Capture d'écran du site La Gauche m'a tuer (DR)

Non, la ministre de la Santé n'a pas placé son mari à la tête de l’Inserm

La ministre de la Santé "a placé son mari" à la tête de l’Inserm, affirme le site La Gauche m’a tuer. C’est faux : le mari d’Agnès Buzyn, Yves Lévy, est président de l’établissement public depuis 2014, soit trois ans avant la nomination de son épouse au gouvernement.

"Le ministre de la Santé a placé son mari à la tête l’Institut national de la santé et de la recherche médicale (IRSEM)"[sic], titre le site La Gauche m’a tuer en tête d’un article partagé plus de 5.000 fois en une semaine.

L’affirmation du site d’extrême droite est fausse : le médecin et scientifique Yves Lévy a été nommé président de l’Inserm par ce décret du 12 juin 2014, soit près de trois ans avant qu’Agnès Buzyn ne devienne ministre de la Santé.

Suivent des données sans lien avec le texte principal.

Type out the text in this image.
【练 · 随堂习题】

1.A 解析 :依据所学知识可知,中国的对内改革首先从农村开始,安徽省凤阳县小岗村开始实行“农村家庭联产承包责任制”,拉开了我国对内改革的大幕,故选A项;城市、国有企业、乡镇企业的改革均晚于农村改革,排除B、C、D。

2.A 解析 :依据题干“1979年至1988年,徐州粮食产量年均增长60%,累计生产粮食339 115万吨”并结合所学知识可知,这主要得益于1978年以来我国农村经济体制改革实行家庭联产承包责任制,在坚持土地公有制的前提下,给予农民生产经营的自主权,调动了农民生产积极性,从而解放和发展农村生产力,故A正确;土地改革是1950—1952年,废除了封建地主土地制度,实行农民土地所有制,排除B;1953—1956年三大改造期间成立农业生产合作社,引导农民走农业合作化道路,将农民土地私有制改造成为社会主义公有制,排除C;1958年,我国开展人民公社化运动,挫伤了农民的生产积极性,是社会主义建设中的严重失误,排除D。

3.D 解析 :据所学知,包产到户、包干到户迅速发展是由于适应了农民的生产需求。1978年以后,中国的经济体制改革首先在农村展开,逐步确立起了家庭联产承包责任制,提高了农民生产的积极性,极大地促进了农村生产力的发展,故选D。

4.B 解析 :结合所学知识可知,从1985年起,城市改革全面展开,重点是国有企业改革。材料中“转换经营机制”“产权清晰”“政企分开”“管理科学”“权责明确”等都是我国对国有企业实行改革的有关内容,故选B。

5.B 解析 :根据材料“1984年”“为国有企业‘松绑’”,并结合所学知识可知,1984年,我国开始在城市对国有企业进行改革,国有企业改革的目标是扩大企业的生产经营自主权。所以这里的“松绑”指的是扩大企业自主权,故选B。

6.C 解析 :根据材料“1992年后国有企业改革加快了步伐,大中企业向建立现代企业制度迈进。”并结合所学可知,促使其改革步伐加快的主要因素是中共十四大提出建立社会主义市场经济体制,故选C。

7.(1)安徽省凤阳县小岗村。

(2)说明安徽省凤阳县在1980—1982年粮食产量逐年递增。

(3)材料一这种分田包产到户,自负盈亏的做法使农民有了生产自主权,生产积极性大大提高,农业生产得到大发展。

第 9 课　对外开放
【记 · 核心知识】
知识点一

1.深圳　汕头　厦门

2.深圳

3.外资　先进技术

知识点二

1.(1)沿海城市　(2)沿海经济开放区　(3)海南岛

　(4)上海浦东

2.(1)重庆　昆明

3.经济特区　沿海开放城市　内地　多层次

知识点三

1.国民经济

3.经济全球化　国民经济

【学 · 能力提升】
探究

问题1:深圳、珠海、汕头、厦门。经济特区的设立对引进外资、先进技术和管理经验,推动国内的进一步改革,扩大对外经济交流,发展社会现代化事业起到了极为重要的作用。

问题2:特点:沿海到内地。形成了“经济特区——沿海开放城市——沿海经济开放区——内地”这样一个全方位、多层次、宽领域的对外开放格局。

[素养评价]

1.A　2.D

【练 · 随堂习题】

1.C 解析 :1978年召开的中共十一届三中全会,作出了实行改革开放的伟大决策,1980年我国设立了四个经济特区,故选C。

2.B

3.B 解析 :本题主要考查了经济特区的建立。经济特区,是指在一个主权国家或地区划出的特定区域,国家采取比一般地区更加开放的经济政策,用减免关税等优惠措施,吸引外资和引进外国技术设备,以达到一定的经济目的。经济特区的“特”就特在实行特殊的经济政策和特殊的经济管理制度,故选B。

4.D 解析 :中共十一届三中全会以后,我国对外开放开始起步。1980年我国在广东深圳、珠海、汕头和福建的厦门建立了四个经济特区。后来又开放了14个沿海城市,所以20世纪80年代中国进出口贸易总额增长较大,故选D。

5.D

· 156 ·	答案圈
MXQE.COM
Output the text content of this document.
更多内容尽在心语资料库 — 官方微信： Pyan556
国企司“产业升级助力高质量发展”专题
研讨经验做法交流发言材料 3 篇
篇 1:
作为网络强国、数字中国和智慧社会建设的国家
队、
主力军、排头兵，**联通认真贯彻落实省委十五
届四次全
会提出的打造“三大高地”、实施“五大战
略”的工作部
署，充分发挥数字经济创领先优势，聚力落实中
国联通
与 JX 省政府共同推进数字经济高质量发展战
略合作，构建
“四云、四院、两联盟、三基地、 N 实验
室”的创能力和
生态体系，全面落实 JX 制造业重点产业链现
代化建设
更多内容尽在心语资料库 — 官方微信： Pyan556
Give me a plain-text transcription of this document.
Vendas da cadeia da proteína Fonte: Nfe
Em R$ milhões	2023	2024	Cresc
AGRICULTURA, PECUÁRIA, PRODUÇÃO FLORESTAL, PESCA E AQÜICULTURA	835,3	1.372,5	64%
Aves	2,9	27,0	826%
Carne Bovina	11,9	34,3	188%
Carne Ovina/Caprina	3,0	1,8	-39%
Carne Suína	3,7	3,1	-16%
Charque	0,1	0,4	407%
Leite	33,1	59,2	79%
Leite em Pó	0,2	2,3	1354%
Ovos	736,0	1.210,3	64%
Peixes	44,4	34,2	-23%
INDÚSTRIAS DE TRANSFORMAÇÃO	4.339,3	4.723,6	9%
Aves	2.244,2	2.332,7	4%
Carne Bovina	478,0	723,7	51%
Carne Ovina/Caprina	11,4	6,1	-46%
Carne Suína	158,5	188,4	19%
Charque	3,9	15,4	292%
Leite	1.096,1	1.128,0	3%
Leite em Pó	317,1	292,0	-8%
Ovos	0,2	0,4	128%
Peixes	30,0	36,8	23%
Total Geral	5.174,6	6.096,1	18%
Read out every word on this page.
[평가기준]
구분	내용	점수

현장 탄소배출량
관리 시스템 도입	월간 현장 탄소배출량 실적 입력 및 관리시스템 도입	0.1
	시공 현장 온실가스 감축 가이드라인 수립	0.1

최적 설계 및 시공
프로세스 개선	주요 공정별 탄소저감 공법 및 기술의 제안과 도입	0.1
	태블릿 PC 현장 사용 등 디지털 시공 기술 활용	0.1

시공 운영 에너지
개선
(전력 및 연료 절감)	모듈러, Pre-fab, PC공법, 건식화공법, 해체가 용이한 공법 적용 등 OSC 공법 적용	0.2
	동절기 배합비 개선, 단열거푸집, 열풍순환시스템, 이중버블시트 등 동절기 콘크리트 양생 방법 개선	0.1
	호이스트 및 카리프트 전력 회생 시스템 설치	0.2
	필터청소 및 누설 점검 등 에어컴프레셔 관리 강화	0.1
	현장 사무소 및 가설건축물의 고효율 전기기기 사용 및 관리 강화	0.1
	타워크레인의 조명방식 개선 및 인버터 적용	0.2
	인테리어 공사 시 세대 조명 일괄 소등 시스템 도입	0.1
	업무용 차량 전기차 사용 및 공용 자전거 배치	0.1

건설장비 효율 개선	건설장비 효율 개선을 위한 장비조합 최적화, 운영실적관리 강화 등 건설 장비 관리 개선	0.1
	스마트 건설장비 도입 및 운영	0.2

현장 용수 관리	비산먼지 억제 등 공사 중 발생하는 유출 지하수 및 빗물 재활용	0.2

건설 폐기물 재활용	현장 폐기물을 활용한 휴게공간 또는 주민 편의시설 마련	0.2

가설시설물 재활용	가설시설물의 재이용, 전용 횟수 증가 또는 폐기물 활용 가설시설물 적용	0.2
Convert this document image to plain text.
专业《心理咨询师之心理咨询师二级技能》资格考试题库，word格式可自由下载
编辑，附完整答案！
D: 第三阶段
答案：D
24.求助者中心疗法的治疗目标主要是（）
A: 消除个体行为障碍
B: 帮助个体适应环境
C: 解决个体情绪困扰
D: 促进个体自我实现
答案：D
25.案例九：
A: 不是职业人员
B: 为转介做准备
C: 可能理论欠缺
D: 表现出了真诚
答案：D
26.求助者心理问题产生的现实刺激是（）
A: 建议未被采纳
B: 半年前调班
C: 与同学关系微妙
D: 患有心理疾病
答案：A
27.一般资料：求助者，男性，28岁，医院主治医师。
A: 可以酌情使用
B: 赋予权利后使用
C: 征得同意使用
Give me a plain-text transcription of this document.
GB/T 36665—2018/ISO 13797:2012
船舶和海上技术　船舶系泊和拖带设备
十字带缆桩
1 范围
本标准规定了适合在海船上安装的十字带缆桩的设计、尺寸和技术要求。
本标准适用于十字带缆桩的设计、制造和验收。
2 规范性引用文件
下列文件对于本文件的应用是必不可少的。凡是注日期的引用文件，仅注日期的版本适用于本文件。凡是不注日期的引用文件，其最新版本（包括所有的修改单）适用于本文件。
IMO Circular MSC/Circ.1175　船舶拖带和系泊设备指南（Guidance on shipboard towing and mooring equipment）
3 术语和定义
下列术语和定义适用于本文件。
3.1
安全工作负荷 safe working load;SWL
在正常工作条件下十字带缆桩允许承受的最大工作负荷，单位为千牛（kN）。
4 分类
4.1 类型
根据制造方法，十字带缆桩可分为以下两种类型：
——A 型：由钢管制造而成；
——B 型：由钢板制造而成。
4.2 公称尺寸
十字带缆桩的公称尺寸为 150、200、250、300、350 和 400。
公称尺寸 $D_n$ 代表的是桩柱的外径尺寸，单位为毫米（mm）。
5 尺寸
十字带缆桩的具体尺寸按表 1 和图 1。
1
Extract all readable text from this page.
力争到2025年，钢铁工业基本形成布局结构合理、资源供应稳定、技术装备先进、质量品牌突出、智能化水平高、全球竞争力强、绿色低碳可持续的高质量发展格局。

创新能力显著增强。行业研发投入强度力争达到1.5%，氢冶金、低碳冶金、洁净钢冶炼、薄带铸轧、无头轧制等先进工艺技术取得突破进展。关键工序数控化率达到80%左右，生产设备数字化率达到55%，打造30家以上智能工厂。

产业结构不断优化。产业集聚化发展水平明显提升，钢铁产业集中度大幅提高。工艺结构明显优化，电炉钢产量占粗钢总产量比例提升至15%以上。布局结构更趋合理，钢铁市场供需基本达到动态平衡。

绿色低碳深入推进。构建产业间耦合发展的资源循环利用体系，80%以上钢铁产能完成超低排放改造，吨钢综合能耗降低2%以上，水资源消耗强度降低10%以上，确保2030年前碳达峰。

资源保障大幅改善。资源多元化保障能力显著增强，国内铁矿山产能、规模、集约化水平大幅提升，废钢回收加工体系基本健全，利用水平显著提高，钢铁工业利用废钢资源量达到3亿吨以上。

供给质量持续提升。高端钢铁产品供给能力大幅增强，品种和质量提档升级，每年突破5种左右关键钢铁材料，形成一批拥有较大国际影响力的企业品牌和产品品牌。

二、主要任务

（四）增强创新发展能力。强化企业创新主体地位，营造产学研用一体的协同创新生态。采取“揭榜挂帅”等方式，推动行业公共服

Mme Buzyn était alors présidente de l'Institut national du cancer (INCa).

Capture d'écran du site Legifrance (DR)

Le maintien d’Yves Lévy à ce poste prestigieux a toutefois valu des critiques à Mme Buzyn et au gouvernement, en raison de potentiels conflits d'intérêts ; un débat ravivé ces dernières semaines par l’hypothèse de sa reconduction à la tête de l’organisme public.

Alors que le mandat de M. Lévy est arrivé à échéance en juin, le scientifique n’a pas annoncé officiellement s’il était candidat à sa succession, les noms des candidats pour diriger cet organisme étant gardés secrets, conformément à la réglementation.

La ministre s'est constamment défendue de potentiels conflits d'intérêts, en arguant que la tutelle de l'Inserm lui avait été retirée par décret, au profit du Premier ministre, le 29 mai 2017, soit douze jours après sa nomination.

L'Inserm est traditionnellement placé sous double tutelle des ministères de la Recherche et de la Santé.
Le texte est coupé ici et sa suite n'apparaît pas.